Dann ließen plötzlich grauenvolle Laute das Blut in ihren Adern erstarren. Es war das furchtbare Lachen eines Wahnsinnigen, das von unten heraufklang. Einen Augenblick war sie gelähmt vor Schrecken, dann sprang sie aus dem Bett, zog ihren Morgenrock an und eilte die Treppe hinunter. Als sie über das Geländer schaute, sah sie unten eine Gestalt in der Eingangshalle.

»Wer ist da?« fragte sie mit zitternder Stimme.

»Es ist alles in Ordnung, Liebling.« Es war ihr Vater. Sein Schlafzimmer lag neben dem Arbeitszimmer im Erdgeschoß.

»Hast du etwas gehört?«

»Nein, nichts«, erwiderte er barsch. »Geh zu Bett.«

Aber Mary Redmayne war mutig.

»Ich will nicht zu Bett gehen«, entgegnete sie entschlossen und stieg die Treppe hinab. »Es war jemand unten in der Halle – ich habe gehört, wie er mit einem anderen sprach.«

Sie legte die Hand auf die Türklinke, die zur Halle führte, aber dann nahm er sie am Arm.

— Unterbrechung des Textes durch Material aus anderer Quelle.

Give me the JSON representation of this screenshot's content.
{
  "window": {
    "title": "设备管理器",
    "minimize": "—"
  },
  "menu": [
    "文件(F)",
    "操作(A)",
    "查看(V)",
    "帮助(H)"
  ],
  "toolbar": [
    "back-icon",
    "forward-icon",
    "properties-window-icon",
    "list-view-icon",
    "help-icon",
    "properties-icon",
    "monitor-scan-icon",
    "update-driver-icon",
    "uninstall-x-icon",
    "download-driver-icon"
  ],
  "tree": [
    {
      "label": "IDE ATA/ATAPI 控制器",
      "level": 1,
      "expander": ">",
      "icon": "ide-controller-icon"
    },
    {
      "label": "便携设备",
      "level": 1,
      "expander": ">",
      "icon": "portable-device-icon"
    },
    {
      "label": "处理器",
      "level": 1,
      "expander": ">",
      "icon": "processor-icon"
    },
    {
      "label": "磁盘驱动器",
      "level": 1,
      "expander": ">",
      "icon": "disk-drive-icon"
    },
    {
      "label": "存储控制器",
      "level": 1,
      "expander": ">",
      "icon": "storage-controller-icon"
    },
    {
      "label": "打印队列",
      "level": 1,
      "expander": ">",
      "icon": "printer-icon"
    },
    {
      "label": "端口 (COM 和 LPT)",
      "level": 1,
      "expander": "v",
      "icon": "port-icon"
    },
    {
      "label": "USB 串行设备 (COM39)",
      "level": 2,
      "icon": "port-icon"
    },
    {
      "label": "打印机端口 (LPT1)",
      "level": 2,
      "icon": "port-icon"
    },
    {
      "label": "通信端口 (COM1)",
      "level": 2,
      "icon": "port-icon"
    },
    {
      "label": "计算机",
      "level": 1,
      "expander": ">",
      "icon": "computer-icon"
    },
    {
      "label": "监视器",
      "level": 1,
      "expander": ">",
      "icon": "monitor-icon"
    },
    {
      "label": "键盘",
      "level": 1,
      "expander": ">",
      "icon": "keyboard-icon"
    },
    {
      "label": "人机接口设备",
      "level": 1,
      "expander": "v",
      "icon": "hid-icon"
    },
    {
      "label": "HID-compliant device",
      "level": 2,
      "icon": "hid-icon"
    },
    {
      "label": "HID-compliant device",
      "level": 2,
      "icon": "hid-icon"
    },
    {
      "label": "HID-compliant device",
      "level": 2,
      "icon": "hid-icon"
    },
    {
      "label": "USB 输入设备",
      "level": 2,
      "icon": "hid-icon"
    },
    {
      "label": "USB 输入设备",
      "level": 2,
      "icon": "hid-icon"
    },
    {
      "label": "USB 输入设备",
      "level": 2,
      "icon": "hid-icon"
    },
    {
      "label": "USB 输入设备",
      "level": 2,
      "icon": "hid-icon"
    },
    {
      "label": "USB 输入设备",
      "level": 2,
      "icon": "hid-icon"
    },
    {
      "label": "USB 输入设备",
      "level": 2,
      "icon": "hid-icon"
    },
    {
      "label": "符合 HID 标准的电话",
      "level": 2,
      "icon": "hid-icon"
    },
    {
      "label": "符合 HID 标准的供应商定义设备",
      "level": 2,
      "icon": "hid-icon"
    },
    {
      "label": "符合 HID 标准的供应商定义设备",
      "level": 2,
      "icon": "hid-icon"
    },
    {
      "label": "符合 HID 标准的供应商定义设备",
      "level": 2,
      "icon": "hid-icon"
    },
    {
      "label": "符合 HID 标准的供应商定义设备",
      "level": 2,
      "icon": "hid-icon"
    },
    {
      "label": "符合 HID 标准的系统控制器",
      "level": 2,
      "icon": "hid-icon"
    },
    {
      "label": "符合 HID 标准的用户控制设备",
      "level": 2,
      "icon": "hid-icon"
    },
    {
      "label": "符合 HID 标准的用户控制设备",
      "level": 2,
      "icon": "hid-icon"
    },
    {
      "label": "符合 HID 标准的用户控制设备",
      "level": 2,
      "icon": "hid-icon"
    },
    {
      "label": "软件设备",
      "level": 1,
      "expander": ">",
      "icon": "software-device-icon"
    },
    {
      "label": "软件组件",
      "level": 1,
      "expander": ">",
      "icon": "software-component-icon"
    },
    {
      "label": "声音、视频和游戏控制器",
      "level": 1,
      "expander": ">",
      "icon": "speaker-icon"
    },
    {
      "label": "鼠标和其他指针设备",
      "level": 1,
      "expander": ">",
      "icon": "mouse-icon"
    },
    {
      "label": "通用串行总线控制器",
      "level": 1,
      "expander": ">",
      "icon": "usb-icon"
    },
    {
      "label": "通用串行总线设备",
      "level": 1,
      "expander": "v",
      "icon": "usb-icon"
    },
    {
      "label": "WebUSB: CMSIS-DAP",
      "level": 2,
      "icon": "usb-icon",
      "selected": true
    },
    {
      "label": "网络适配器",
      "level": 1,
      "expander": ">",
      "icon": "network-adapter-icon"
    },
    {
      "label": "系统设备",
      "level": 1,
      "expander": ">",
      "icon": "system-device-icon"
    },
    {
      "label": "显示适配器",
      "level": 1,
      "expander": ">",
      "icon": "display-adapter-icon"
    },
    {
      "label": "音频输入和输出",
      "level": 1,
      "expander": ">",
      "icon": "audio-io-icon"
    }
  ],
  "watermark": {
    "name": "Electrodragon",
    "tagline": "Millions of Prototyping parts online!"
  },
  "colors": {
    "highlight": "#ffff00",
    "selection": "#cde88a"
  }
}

»Um Himmels willen, Mary, geh nicht hinein.«

Ungeduldig machte sie sich von ihm frei und riß die Tür auf.

Es war vollkommen dunkel. Mit wenigen Schritten war sie beim Schalter und knipste das Licht an. Zuerst sah sie nichts, aber dann ...

Mitten im Zimmer lag ein Mann, der mit weitgeöffneten Augen zur Decke starrte. Er war tot.

Als sie genauer hinschaute, erkannte sie den Fremden mit der Lederschürze, der am Morgen die Auseinandersetzung mit Ferdie Fane gehabt hatte.